Fazia duas semanas desde sua primeira aula e, apesar de não ter feito amigos, aquilo soava incrível para ela. A morena andava sem pressa e tinha um grande copo de milk-shake nas mãos, o havia conseguido com magia e isso a deixava animada, afinal, finalmente conseguiu um milk-shake na temperatura e sabor desejado, um grande avanço!

Estava mais habituada a comida e aos costumes, certamente encontrou sua bebida favorita, milk-shake de morango, não era tão bom quanto Taqsin, mas ela sempre gostou de morangos e adorava a sensação gelada aliada ao gosto doce e quase enjoativo.

As duas primeiras semanas passaram com velocidade e, apesar de ainda não ter encontrado ninguém de confiança para ajudá-la com seu “problema”, Zara estava se divertindo bastante com a vida escolar. Houve alguns incidentes, como quando ela acabou derrubando um composto químico num garoto e ele acabou na enfermaria com uma grave irritação na pele, porém, esses incidentes em nada ofuscavam a alegria estampada no rosto gentil e sorridente de Zara.

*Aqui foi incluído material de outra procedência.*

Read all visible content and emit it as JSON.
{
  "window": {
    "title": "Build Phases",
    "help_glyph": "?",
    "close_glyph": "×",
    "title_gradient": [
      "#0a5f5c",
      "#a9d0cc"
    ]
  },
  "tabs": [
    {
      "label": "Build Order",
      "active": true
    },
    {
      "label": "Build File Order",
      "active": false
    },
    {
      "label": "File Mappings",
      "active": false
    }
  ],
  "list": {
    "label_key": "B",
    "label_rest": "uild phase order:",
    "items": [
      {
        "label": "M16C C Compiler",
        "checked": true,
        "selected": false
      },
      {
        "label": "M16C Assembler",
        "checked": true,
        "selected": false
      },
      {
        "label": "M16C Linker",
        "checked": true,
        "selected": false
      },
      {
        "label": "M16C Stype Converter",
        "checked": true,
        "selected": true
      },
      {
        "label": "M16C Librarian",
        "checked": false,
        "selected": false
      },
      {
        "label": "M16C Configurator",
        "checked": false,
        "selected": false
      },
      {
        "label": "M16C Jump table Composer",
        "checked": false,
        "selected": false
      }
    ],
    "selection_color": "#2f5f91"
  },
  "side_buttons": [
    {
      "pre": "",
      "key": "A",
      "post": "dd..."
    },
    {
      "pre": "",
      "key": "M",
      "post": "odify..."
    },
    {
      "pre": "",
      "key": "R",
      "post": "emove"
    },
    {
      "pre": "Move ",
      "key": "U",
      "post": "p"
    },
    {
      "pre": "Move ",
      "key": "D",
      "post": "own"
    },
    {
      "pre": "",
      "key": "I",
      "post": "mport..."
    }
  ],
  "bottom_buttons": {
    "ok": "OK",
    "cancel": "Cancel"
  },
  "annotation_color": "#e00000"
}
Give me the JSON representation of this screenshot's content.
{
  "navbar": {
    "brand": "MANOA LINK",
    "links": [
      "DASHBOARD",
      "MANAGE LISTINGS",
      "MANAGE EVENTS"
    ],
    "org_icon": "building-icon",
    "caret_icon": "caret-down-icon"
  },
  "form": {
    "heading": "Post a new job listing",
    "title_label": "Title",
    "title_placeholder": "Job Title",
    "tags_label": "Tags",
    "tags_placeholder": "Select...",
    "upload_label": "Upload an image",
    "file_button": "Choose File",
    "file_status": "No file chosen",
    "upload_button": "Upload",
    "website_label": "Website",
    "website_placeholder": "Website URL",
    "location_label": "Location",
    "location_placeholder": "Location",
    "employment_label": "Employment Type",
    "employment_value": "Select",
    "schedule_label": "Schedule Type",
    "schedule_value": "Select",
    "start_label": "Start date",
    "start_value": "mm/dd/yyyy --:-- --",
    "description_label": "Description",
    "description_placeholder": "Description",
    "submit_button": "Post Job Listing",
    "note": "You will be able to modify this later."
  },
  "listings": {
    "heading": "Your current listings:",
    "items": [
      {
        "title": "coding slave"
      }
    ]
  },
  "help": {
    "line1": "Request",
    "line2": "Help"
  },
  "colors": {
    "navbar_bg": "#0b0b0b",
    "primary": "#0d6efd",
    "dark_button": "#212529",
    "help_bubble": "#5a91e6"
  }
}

Estava tão imersa em sua felicidade pessoal que não ouviu o grito de cuidado vindo da sua direita, por isso, instantes depois, uma bola acertou em cheio sua cabeça, fazendo-a cair no chão e ficar ensopada de milk-shake. Tonta e meio desorientada, ela mal conseguiu responder quando uma garota entrou em seu campo de visão, perguntando a ela várias coisas que não entendeu.

— Acho que ela bateu com a cabeça — falou outra menina e, de repente, havia cinco ao redor da gênia, que ainda sentia seu mundo inteiro girar.

—Menina? Ei? Quantos dedos têm aqui?— perguntou uma delas e, finalmente, a visão de Zahara focou em algo.

—Dois...— respondeu, se sentando e vendo as garotas comemorarem, provavelmente um acidente mais grave traria consequências ao time de volei feminino.

— Está viva, isso já é muito bom! — Uma garota, que havia sentado ao seu lado, falou, ela tinha feições orientais, olhos pequenos e castanhos, cabelos extremamente escuros e curtos, ficando pouco acima de seus ombros, além disso era muito, muito alta. — Sou Seo Yun, desculpa pela bolada.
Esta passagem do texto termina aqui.